Tuesday, April 21, 2009
Over the next hill
Bank stress tests are a joke, but skillfully parceling out the true extent of our economic disintegration is the name of the game. It is the difference between losing 400 Dow points and, oops, systemic collapse. In the endgame the suits must successfully packetize the mess their failed policies built.
Google timeline
The way the still-experimental Google News Timeline presents an information-rich spatial configuration of events over time will have the public zooming in, out, and searching by the millions. Beyond all the features, though, you have to appreciate any mechanism that addresses our very human obsession with the latest data point.
Who needs a reason
When a government becomes intervention-minded, any excuse or no excuse is needed for bold leadership (read: unaffordable reaction). Success or failure is gauged in immediate political advantage. Unless unintended consequences manifest immediately, exploding cigar fashion, they can still be plausibly blamed on that evil Wall Street or on George Bush.
Back to normal
Every latest piece of economic data is inspected for insight. Is it the one, the real turning point? Or is it just another fake out? Consider instead that we are simply tired of economic crisis and want to will into existence a base from which to resume optimistic linear extrapolation.
Monday, April 20, 2009
Oh happy day
While the world scrambles to find (or create) a new reserve currency, some find comfort in the fact that there’s no alternative to the greenback today, tomorrow, or next year. Hooray! Economic banishment and price inflation are the price of our reckless monetary policy, but the bill isn’t due tomorrow!

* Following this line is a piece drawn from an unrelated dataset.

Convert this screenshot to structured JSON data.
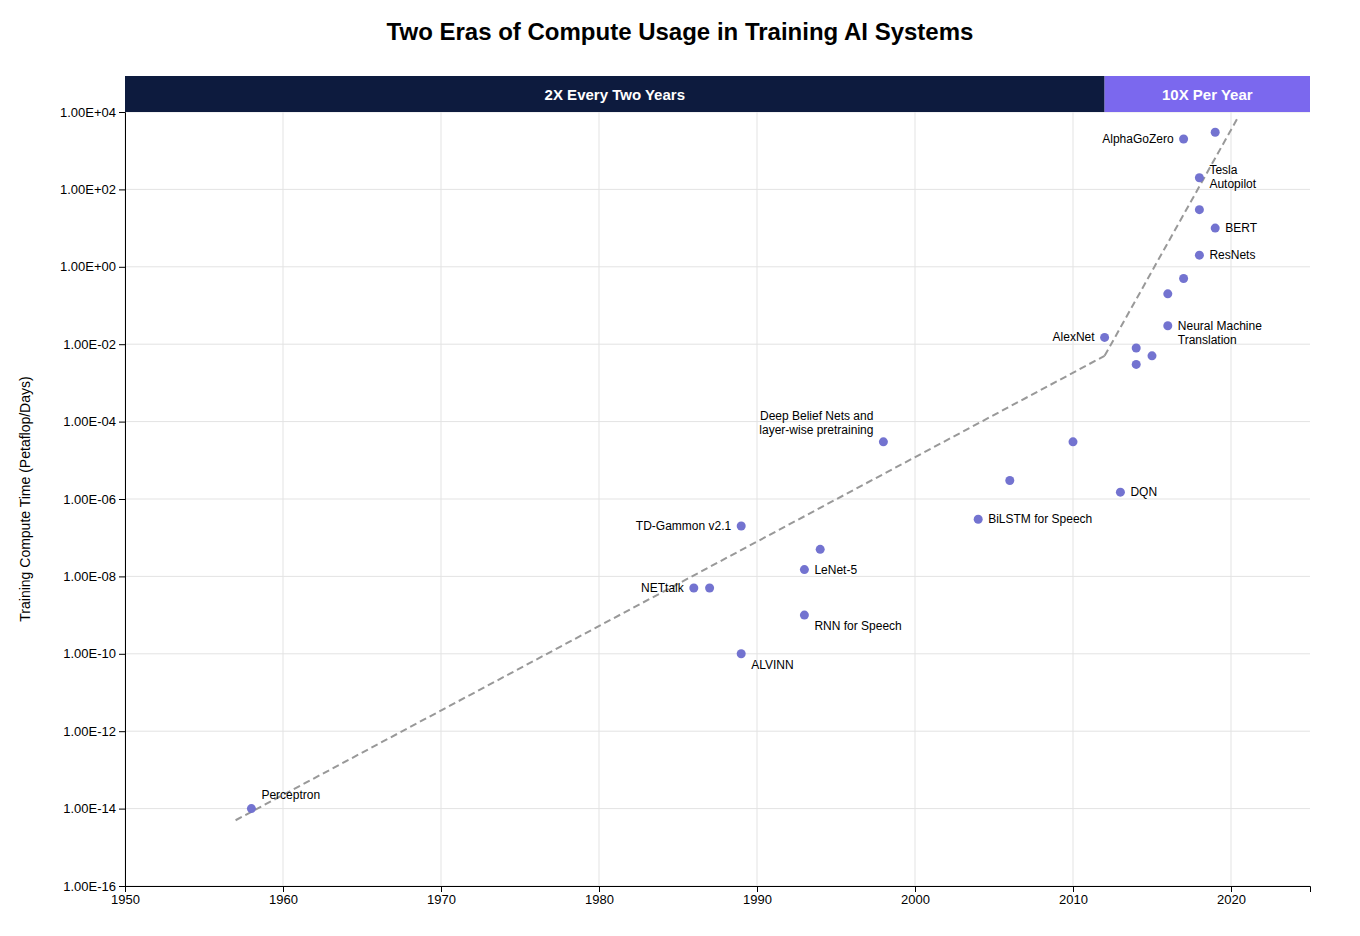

What part of banishment don’t we get?
Calls to replace the dollar as global reserve currency persist. Don’t kid yourself: it’s not just Russia and China, and it isn’t just posturing. The world wants a predictable store of value, and after watching Uncle Sam accelerate borrowing and crash their competitive devaluation derby, even our allies want out.
The Obama Book Club
Hugo Chavez knows if you can’t promote Open Veins of Latin America on Oprah’s show, promote it on Obama’s person. Predictably, sales of this page-turner are through the tin roof all over the world, though in the States, I don’t know where you’d find many copies outside of campus bookstores.
It's here somewhere
Bubbles – in stocks, real estate, Treasuries, oil -- are only obvious in hindsight, economists tell us: You can’t recognize a bubble when you’re in one. Well, fine. Then why should anyone trust these dollar-printing, CPI-flogging Mr. Magoo impersonators to spot price inflation before magically draining away trillions in excess liquidity?

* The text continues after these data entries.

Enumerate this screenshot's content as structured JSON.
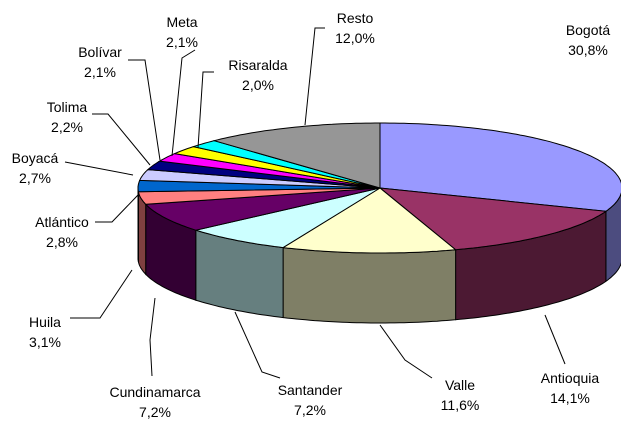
{
  "chart_data": {
    "type": "pie",
    "categories": [
      "Bogotá",
      "Antioquia",
      "Valle",
      "Santander",
      "Cundinamarca",
      "Huila",
      "Atlántico",
      "Boyacá",
      "Tolima",
      "Bolívar",
      "Meta",
      "Risaralda",
      "Resto"
    ],
    "values": [
      30.8,
      14.1,
      11.6,
      7.2,
      7.2,
      3.1,
      2.8,
      2.7,
      2.2,
      2.1,
      2.1,
      2.0,
      12.0
    ],
    "value_labels": [
      "30,8%",
      "14,1%",
      "11,6%",
      "7,2%",
      "7,2%",
      "3,1%",
      "2,8%",
      "2,7%",
      "2,2%",
      "2,1%",
      "2,1%",
      "2,0%",
      "12,0%"
    ],
    "colors": [
      "#9999ff",
      "#993366",
      "#ffffcc",
      "#ccffff",
      "#660066",
      "#ff8080",
      "#0066cc",
      "#ccccff",
      "#000080",
      "#ff00ff",
      "#ffff00",
      "#00ffff",
      "#969696"
    ]
  }
}
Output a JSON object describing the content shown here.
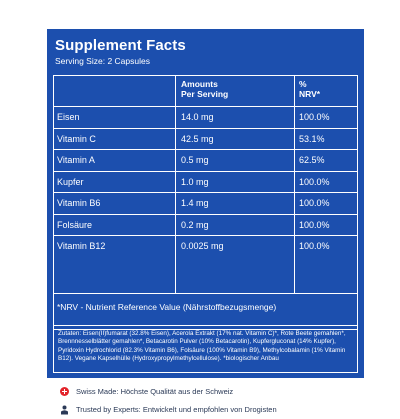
{
  "panel": {
    "title": "Supplement Facts",
    "serving": "Serving Size: 2 Capsules"
  },
  "table": {
    "header": {
      "amount_line1": "Amounts",
      "amount_line2": "Per Serving",
      "nrv_line1": "%",
      "nrv_line2": "NRV*"
    },
    "rows": [
      {
        "name": "Eisen",
        "amount": "14.0 mg",
        "nrv": "100.0%"
      },
      {
        "name": "Vitamin C",
        "amount": "42.5 mg",
        "nrv": "53.1%"
      },
      {
        "name": "Vitamin A",
        "amount": "0.5 mg",
        "nrv": "62.5%"
      },
      {
        "name": "Kupfer",
        "amount": "1.0 mg",
        "nrv": "100.0%"
      },
      {
        "name": "Vitamin B6",
        "amount": "1.4 mg",
        "nrv": "100.0%"
      },
      {
        "name": "Folsäure",
        "amount": "0.2 mg",
        "nrv": "100.0%"
      },
      {
        "name": "Vitamin B12",
        "amount": "0.0025 mg",
        "nrv": "100.0%"
      }
    ],
    "nrv_note": "*NRV - Nutrient Reference Value (Nährstoffbezugsmenge)"
  },
  "ingredients": "Zutaten: Eisen(II)fumarat (32.8% Eisen), Acerola Extrakt (17% nat. Vitamin C)*, Rote Beete gemahlen*, Brennnesselblätter gemahlen*, Betacarotin Pulver (10% Betacarotin), Kupfergluconat (14% Kupfer), Pyridoxin Hydrochlorid (82.3% Vitamin B6), Folsäure (100% Vitamin B9), Methylcobalamin (1% Vitamin B12). Vegane Kapselhülle (Hydroxypropylmethylcellulose). *biologischer Anbau",
  "footer": {
    "swiss": "Swiss Made: Höchste Qualität aus der Schweiz",
    "experts": "Trusted by Experts: Entwickelt und empfohlen von Drogisten"
  },
  "colors": {
    "panel_bg": "#1c4fae",
    "swiss_red": "#e3242b"
  }
}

Oddities of time and place
The stronger the example, the more convincing, right? Not when the topic is hyperinflation and the examples are Weimar and Zimbabwe. Every time these zombie twins are paraded out, skeptics reject them as oddities of time and place. Never happen here, they scoff. Better idea: list recent history’s many examples.
Still not convinced
“China cannot sell their U.S. Treasuries. They would be hurting themselves,” the pundits declare. “Furthermore, they must continue buying them,” they announce. “Yes, even if we tank the dollar and they have a stimulus. We’re in this together,” and so on. These wishful slogans have become a nimbostratus of denial.
Wednesday, April 15, 2009
That's Mister Global Zero
When Obama declared, “I state clearly and with conviction America’s commitment to seek the peace and security of a world without nuclear weapons,” do we believe this apotheosis of liberalism buys into Global Zero, a program to abolish nuclear weapons from earth? Doesn’t OPEC’s example provide enough insight into cheating?

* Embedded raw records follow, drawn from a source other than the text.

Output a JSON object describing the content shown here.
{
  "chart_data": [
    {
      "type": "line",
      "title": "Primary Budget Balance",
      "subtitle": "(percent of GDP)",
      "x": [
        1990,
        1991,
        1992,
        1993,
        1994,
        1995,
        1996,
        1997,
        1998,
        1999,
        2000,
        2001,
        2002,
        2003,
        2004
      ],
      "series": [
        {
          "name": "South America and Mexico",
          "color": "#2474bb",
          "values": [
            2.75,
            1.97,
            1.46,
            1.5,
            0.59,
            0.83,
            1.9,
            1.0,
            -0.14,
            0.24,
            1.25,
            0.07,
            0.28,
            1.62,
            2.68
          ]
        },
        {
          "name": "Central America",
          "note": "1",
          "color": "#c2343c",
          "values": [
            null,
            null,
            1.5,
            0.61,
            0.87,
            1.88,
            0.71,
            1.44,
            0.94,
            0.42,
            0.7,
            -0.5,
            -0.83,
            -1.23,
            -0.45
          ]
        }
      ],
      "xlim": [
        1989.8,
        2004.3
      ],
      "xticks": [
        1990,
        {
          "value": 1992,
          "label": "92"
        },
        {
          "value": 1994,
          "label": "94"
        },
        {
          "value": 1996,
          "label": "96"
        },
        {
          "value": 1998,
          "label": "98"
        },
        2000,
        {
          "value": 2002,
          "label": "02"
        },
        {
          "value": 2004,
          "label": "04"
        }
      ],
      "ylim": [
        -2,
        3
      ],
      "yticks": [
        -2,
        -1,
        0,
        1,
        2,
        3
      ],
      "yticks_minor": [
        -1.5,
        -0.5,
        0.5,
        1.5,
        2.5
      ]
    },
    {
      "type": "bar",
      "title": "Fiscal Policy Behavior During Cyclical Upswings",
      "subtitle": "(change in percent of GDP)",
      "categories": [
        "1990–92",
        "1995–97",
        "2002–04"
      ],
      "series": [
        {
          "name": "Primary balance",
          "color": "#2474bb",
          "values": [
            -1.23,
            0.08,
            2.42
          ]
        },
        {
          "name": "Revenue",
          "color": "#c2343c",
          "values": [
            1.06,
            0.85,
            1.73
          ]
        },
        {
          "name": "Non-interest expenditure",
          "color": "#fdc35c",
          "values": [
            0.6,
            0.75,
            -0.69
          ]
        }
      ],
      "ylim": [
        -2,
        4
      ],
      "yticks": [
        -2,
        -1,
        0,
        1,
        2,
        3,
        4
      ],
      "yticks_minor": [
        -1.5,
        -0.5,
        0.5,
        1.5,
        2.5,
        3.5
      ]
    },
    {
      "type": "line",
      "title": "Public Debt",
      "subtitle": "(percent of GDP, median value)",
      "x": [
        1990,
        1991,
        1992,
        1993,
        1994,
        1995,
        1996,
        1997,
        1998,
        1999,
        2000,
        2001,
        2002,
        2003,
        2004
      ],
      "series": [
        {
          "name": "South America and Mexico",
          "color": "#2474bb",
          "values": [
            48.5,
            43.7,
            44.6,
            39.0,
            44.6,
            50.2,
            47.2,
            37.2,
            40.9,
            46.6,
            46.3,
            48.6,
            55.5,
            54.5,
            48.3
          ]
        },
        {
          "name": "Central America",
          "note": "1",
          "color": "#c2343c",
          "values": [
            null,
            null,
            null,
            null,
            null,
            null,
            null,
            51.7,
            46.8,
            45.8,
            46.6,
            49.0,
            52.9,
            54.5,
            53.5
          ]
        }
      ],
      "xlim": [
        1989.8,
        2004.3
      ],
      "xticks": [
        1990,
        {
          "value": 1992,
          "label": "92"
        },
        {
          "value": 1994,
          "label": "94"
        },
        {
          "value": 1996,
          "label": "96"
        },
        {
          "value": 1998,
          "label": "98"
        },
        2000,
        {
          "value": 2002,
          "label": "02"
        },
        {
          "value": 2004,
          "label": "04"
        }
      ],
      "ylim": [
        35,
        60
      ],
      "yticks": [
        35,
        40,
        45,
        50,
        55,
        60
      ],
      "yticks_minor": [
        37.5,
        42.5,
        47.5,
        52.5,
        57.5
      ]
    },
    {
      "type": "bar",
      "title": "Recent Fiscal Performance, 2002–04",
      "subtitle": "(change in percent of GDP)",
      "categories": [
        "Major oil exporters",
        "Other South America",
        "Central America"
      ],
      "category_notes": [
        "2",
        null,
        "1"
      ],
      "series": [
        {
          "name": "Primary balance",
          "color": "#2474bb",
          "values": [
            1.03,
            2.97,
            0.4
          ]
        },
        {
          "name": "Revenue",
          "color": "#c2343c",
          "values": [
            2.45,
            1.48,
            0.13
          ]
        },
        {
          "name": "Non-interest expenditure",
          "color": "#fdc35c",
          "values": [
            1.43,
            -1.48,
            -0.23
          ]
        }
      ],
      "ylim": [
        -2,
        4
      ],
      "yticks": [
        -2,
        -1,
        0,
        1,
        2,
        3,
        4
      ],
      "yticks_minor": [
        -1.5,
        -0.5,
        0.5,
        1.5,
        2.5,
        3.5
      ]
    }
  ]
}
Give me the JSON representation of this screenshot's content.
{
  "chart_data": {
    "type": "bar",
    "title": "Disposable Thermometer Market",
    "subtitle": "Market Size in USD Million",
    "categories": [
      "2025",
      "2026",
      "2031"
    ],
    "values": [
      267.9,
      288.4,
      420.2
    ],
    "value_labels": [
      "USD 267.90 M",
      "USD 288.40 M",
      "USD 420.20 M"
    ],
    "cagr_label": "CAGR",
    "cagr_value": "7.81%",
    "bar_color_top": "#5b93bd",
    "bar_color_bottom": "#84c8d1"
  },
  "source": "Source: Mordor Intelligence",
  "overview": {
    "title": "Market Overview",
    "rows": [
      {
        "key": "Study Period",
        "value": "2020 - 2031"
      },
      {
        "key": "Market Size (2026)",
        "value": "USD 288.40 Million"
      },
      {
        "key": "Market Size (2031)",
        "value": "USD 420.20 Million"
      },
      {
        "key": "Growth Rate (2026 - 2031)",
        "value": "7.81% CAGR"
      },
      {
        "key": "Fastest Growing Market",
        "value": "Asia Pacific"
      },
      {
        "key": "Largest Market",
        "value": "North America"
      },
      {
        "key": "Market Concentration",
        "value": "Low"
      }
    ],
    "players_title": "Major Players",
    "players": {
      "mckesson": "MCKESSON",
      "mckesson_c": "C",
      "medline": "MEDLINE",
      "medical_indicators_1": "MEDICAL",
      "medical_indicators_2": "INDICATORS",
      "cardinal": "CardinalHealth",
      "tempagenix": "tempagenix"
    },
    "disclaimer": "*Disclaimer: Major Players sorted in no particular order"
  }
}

Old media quivers with contempt at tea parties
The New York Times sniffs, delivers lumps: “All of these tax day parties seemed less about revolution and more about group therapy. At least with the more widely known protest against government spending, people attending the rallies were dressed patriotically and held signs expressing their anger, but offering no solutions.”
Empty Factories
A third. From MarketWatch: “In manufacturing, capacity utilization fell to 65.8%, which means a third of the nation's manufacturing capacity is idle, cutting into profits and reducing companies' pricing power.” Pricing power? Has an odd ring, what with debts cantilevered upon debts, all beholden to a weirdly obsolete consumer culture.
Read his lips
With the nonpartisan Congressional Budget Office predicting a $9.27 trillion baseline cumulative deficit for the President’s 2010-2019 budget, we should revisit Mr. Obama’s campaign assertion: “Now, what I've done throughout this campaign is to propose a net spending cut.” I know what you’re thinking, but we shouldn’t question his sincerity.
Sunday, April 5, 2009
It's in the way that you see it
A flight descends; its destination does not ascend. Why, then, do we talk of gold’s value soaring? After all, its buying power charts horizon-flat (an ounce of gold bought about 300 loaves of bread in ancient Persia, and it still does today), while paper fiat currencies keep descending into worthlessness.